Doctors prescribe drugs that can cause harm, as most can, if necessary. Doctors have a duty to intervene to protect the public, if necessary. And doctors put aside their prejudices to protect their patients’ health by whatever means necessary.

We are taught to use only those treatments that work. And whatever the good old boys sat around the table at the Royal College may think, I can assure you that a young generation of medical students that is willing to adopt evidence-base practices is coming. Heroin prescription works in all those countries that use it. I urge you to support this motion. Thank you.

The reference to the RCGP is a response to this press release from 2002 which was quoted by Professor McKeganey. I am unconvinced by its arguments: that heroin has a low Therapeutic Index (so does methadone) and that it is more expensive (if we mass-produced it it wouldn’t be). When I talk about countries that use it, I am thinking of Sweden and Switzerland. Switzerland, under its system of direct democracy, they recently approved a referendum to make it permanent:

Final results from the national referendum showed 68% of voters supported the plan.

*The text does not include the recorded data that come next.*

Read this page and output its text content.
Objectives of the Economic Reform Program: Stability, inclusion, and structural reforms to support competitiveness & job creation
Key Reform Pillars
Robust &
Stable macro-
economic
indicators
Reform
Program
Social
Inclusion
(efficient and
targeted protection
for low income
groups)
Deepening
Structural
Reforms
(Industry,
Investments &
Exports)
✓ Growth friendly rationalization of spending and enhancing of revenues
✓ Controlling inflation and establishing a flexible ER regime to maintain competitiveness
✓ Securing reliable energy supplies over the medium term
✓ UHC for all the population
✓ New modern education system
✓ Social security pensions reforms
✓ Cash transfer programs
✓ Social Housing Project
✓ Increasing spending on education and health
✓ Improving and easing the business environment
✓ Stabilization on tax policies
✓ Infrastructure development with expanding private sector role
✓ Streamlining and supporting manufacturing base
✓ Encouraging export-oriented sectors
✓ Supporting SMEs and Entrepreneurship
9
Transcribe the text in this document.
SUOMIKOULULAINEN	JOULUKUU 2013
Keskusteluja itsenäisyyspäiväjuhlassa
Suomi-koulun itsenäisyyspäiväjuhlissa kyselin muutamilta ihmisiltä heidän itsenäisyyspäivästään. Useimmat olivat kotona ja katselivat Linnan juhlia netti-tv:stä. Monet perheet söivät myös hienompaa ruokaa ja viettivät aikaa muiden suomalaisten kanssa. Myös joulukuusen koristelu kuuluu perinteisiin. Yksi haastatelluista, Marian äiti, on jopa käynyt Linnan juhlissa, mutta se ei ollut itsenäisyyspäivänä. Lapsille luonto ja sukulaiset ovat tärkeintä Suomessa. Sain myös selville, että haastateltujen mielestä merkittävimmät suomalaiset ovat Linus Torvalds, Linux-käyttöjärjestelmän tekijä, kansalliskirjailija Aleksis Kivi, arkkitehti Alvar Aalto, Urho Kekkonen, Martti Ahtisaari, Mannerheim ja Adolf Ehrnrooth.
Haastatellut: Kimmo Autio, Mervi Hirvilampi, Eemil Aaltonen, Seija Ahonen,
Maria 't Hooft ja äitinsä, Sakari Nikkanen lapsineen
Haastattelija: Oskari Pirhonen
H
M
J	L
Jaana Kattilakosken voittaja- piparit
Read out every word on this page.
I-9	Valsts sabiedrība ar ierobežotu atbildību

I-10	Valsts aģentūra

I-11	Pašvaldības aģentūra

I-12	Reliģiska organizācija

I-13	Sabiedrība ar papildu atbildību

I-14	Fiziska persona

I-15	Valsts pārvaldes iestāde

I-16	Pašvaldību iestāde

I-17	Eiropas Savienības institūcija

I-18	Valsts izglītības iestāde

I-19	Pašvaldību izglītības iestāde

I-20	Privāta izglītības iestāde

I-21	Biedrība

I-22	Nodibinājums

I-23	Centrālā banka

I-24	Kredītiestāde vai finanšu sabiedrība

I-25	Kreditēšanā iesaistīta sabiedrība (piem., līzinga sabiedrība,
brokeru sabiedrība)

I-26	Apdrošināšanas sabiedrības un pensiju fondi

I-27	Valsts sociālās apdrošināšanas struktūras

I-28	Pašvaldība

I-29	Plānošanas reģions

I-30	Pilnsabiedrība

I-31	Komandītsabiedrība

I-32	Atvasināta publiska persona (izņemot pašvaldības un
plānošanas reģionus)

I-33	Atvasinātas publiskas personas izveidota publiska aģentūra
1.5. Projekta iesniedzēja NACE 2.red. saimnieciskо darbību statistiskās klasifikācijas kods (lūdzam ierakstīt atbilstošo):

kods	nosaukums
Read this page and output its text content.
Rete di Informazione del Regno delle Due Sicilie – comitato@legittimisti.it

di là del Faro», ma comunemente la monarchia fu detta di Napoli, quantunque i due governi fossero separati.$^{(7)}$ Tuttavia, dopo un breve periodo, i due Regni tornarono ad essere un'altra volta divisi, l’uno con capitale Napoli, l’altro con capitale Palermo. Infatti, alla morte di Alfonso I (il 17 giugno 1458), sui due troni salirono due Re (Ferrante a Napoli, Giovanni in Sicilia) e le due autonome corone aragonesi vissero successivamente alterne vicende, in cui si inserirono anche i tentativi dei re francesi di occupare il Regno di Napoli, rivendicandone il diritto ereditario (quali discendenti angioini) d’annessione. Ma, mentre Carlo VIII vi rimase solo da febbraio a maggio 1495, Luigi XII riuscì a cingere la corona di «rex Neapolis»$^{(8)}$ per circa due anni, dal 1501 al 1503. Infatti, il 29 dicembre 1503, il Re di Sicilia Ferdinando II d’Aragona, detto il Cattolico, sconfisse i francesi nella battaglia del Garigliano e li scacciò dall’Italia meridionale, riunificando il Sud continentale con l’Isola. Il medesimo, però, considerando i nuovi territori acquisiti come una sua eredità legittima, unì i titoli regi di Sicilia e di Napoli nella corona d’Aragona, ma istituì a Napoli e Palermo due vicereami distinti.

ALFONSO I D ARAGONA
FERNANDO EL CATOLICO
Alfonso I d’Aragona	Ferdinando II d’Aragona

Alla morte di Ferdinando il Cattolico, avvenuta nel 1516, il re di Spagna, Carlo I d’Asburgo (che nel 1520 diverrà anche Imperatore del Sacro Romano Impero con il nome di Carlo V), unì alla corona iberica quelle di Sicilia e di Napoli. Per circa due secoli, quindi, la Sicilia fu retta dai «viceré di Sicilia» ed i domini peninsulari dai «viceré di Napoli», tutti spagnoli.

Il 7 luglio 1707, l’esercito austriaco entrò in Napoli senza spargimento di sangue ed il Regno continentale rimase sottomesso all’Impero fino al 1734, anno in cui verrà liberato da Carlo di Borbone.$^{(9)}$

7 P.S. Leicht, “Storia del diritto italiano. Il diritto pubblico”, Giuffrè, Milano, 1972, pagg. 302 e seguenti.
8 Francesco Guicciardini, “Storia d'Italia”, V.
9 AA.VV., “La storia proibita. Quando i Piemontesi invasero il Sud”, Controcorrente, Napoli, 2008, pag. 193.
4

The scheme, allowing addicts to inject the drug under medical supervision at a clinic, began in Zurich 14 years ago before spreading across the country.

But in another referendum vote, 63% of voters rejected the decriminalisation of cannabis.BBC

This Times of London piece discusses the costs of the scheme vs. the costs of the drug scene in the UK. The scheme still has its opponents but heroin addiction and its human, social and financial cost has dropped dramatically in Switzerland.